STC 50 walls were specified for the following areas:

  • Between a patient room and public space containing no door
  • Partitions between an exam room and public space containing no door
  • Walls around consultation rooms
  • Partitions between exam or treatment rooms
  • Walls between MRI rooms and public spaces

The initial STC 45 wall design specified the use of 3 layers of Type X gypsum and the STC 50 wall was designed to use 4 layers of Type X gypsum. However, a recent research study published in Sound and Vibration magazine indicated that 3 or 4 layers of gypsum may not be sufficient to achieve the required STC ratings for the hospital. The side-by-side testing performed at WEAL confirmed this assertion.

More Options with EZ-SNAP

In addition to designing for noise the integrated team also needed to address mold concerns. Breathing mold contaminated air can cause severe health effects to hospital patients, personnel and visitors. Because the campus buildings are equipped with HVAC units and plumbing running through ceilings, which may increase the risk for mold growth, QuietRock® ES Mold Resistant was used to treat areas above ceiling height. Places where mold is not a major concern, standard QuietRock® ES panels were installed to reduce costs while maintaining STC performance.

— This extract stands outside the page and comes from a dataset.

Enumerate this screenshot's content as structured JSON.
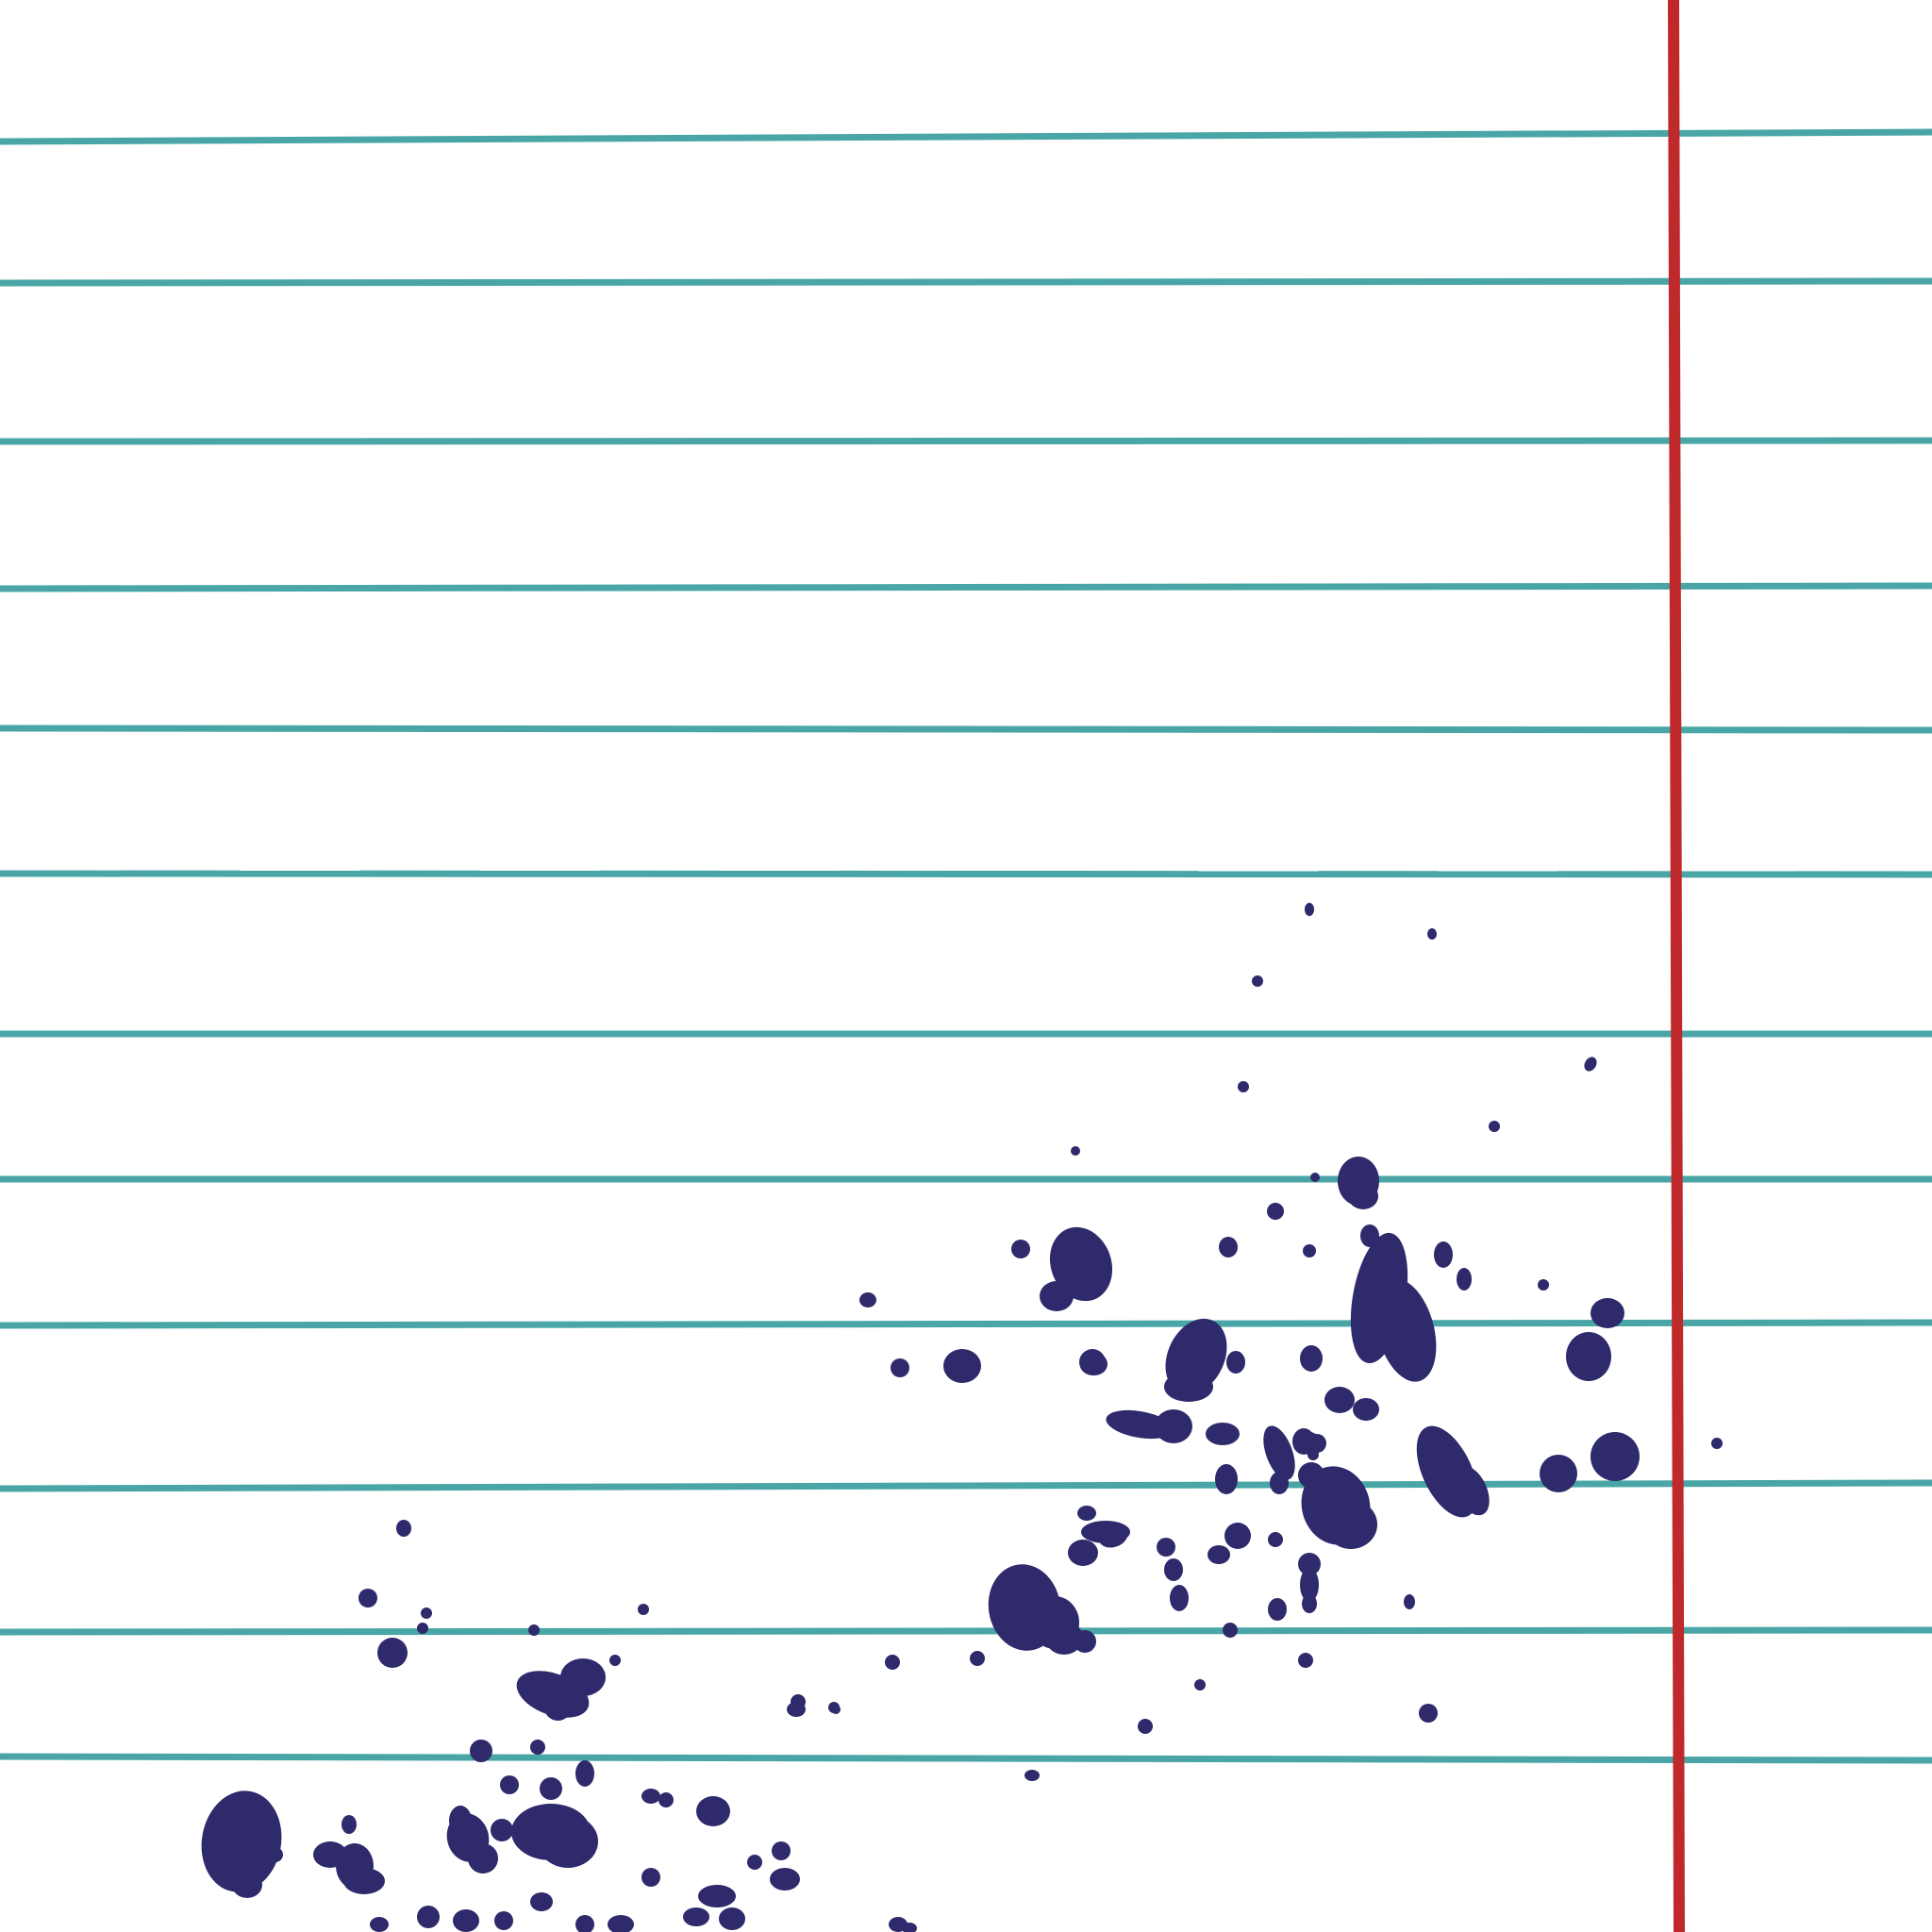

Installing gypsum panels horizontally in a “railroad” fashion is becoming a more common practice as builders look for creative ways to manage costs on the job. This technique of lining up panels horizontally on either side of the studs is believed to cut labor costs and decrease production time tables. Many builders railroad panels in corridors so that ductwork penetrations in the plenum spaces can be addressed more efficiently. Similarly, healthcare facilities prefer a railroaded install to accommodate wiring, plumbing and other devices into headwall fixtures.

Not all gypsum products are approved for this type of an installation. QuietRock® has passed full fire and hose stream tests required for a railroad installation.

Advantage: QuietRock EZ-SNAP

Before any acoustic testing was done, Project Manager Matthew Boersma compared the costs of the gypsum walls to the walls built with QuietRock. Together HerreroBoldt, SM&W, California Drywall, and SmithGroup decided to use QuietRock ES based on a number of advantages.

  • Replacing double layer of gypsum resulted in a reduction of 101,339 ft2 of gypsum delivered to the job site
  • Reduced 13 truck deliveries to the job site
  • Reduction of 178 carpenter man days on the job
  • QuietRock® assemblies exceed the targeted STC rating
  • Additional space due to fewer layers of gypsum for code required clearances
  • Standard 7 ¼” door frame depth on 6” walls
  • Less drywall screws needed to build assemblies
  • Fewer multi-layer code inspections
  • Six fewer 30yd dumpsters required to remove gypsum scrap
  • Increased livable space in the building by 1,300 square feet by replacing the multi-layered gypsum walls with QuietRock® ES

“After completing our analysis, it was clear that QuietRock ES would be the best solution to achieve the required STC performance, at the lowest cost, for the Cathedral Hill district campus. Additionally, using QuietRock ES standardizes the wall dimensions and reduces variability for other in-wall systems like door frames and receptacle outlets.”